In awarding compensation, the WCAB relied on Albertson's, Inc. v. Workers' Comp. Appeals Bd., supra, 131 Cal.App.3d 308, 182 Cal.Rptr. 304, reasoning that the injury is compensable because it was caused by an “actual event of her employment.”   We are not persuaded.   With due respect to the Board, the facts in Albertson's differ markedly from the facts in this case.   In Albertson's, the employee was out of work during the pendency of a union grievance arising from a layoff.   When she returned to work 10 days later, she perceived that her supervisor's attitude toward her had changed.   She asserted she overheard her supervisor ridiculing her and talking about getting rid of her with a coworker.   Two other coworkers informed her that they too had overheard her supervisor expressing an intent to get rid of her.   In Albertson's, the employee's psyche injury arose from a conflict between the employee and her supervisor relating to scheduling her hours and her temporary layoff, undeniably work-related issues.   None of these facts are present here.   The cases relied on by the WCJ and those cited above, especially the physical assault cases, are factually similar in that, as the District points out, Geredes is alleging a “verbal assault.”

We agree with the WCJ that gossip about an employee's personal life is not part of the employee-employer relationship.   Geredes' off-duty affair had nothing to do with her employment.   Even though Geredes and her paramour were both employees of the District and the gossip occurred at work, the nature of her duties was not the proximate cause of her injury for it merely provided a stage for the event.  (LaTourette v. Workers' Comp. Appeals Bd., supra, 17 Cal.4th 644, 72 Cal.Rptr.2d 217, 951 P.2d 1184.)   In other words, the employment was not a contributory cause of the injury.  (Madin v. Industrial Acc. Com. (1956) 46 Cal.2d 90, 92, 292 P.2d 892;  see also Wiseman v. Industrial Acc. Com. (1956) 46 Cal.2d 570, 573, 297 P.2d 649.)

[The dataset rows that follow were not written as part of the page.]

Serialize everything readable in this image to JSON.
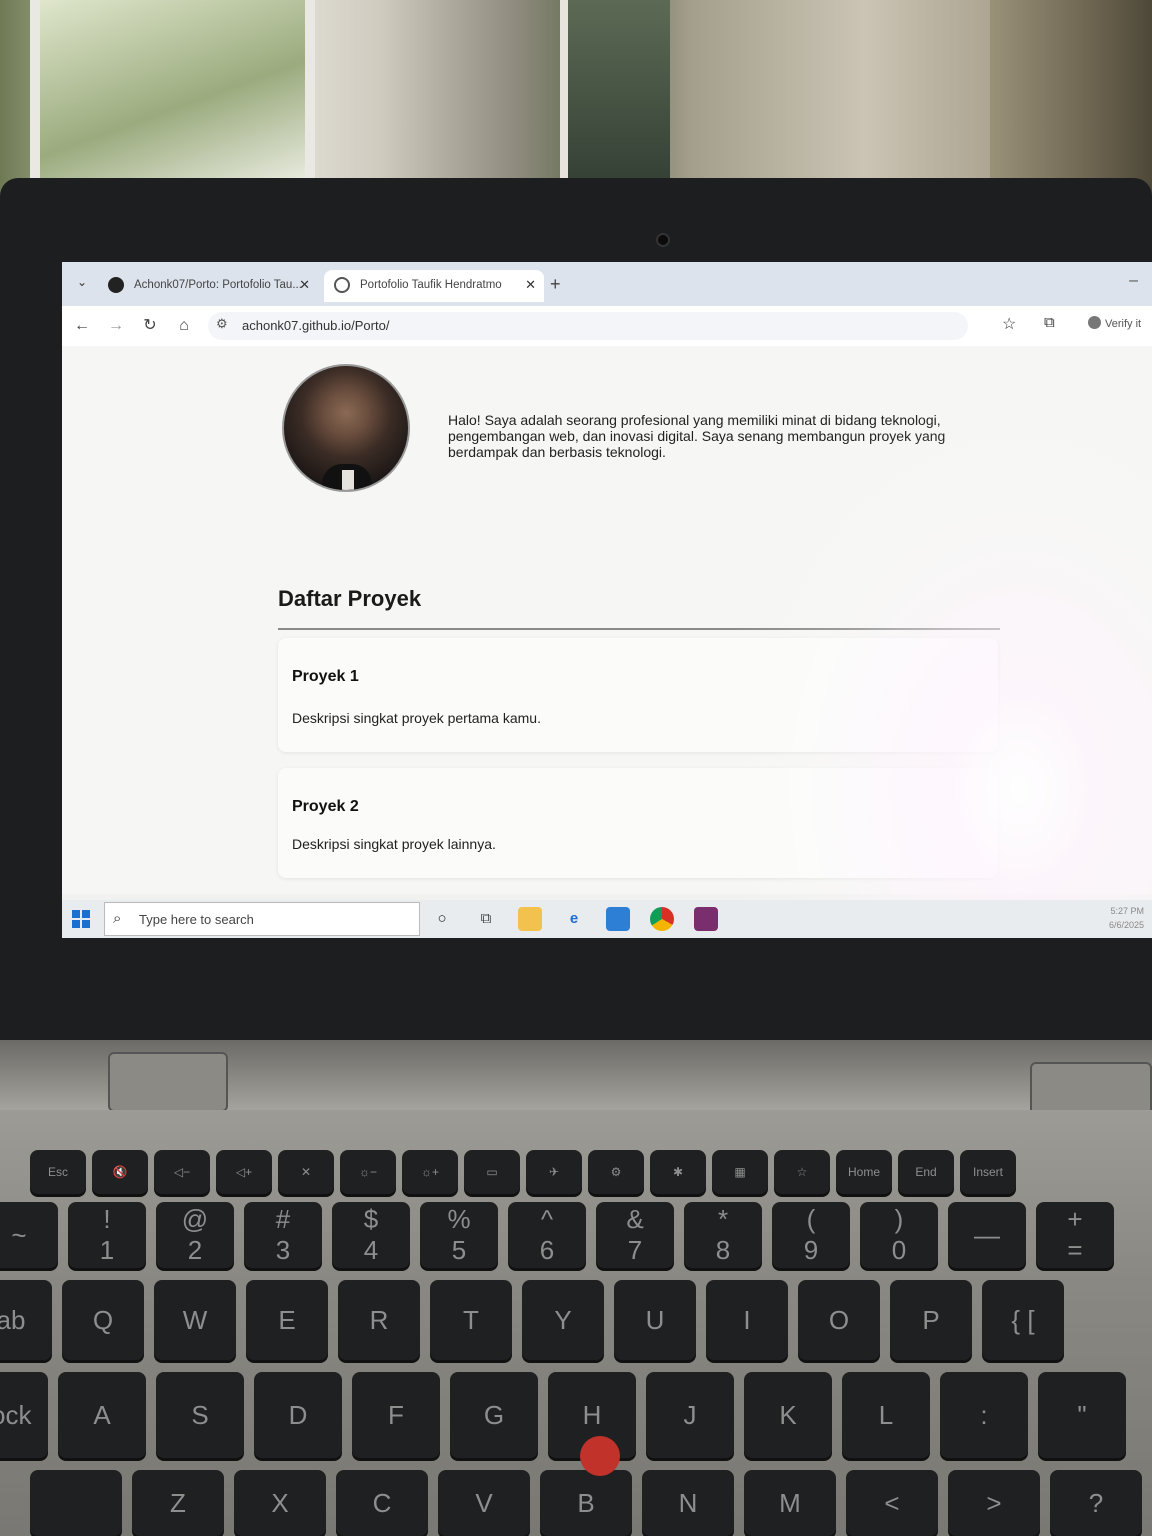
{
  "browser": {
    "tabs": [
      {
        "label": "Achonk07/Porto: Portofolio Tau...",
        "close": "✕"
      },
      {
        "label": "Portofolio Taufik Hendratmo",
        "close": "✕"
      }
    ],
    "new_tab": "+",
    "url": "achonk07.github.io/Porto/",
    "extension_label": "Verify it"
  },
  "page": {
    "intro": "Halo! Saya adalah seorang profesional yang memiliki minat di bidang teknologi, pengembangan web, dan inovasi digital. Saya senang membangun proyek yang berdampak dan berbasis teknologi.",
    "section_title": "Daftar Proyek",
    "projects": [
      {
        "title": "Proyek 1",
        "desc": "Deskripsi singkat proyek pertama kamu."
      },
      {
        "title": "Proyek 2",
        "desc": "Deskripsi singkat proyek lainnya."
      }
    ]
  },
  "taskbar": {
    "search_placeholder": "Type here to search",
    "time": "5:27 PM",
    "date": "6/6/2025",
    "apps": [
      "cortana-icon",
      "task-view-icon",
      "file-explorer-icon",
      "edge-icon",
      "mail-icon",
      "chrome-icon",
      "winrar-icon"
    ]
  },
  "keyboard": {
    "function_row": [
      "Esc",
      "🔇",
      "◁−",
      "◁+",
      "✕",
      "☼−",
      "☼+",
      "▭",
      "✈",
      "⚙",
      "✱",
      "▦",
      "☆",
      "Home",
      "End",
      "Insert"
    ],
    "number_row": [
      "~",
      "!\n1",
      "@\n2",
      "#\n3",
      "$\n4",
      "%\n5",
      "^\n6",
      "&\n7",
      "*\n8",
      "(\n9",
      ")\n0",
      "—",
      "+\n="
    ],
    "row_q": [
      "ab",
      "Q",
      "W",
      "E",
      "R",
      "T",
      "Y",
      "U",
      "I",
      "O",
      "P",
      "{ [",
      "} ]"
    ],
    "row_a": [
      "Lock",
      "A",
      "S",
      "D",
      "F",
      "G",
      "H",
      "J",
      "K",
      "L",
      ":",
      "\""
    ],
    "row_z": [
      "",
      "Z",
      "X",
      "C",
      "V",
      "B",
      "N",
      "M",
      "<",
      ">",
      "?"
    ]
  }
}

Geredes' argument that we should dismiss the petition under California Rules of Court, rule 57(a), for failure to include the psychiatric reports with the petition is without merit.   Whether Geredes' injury arose within the course and scope of her employment requires the court to interpret a statute and does not depend on whether either of the psychiatric reports contains substantial evidence.   Geredes' request for attorney fees under Labor Code section 5801 is denied, as this court finds that the District's petition has substantial merit.

 We annul the award and remand to the WCAB with directions to withdraw its order granting reconsideration and issue a new order denying Geredes' petition for reconsideration.


We concur:  YEGAN, Acting P.J., and PERREN, J.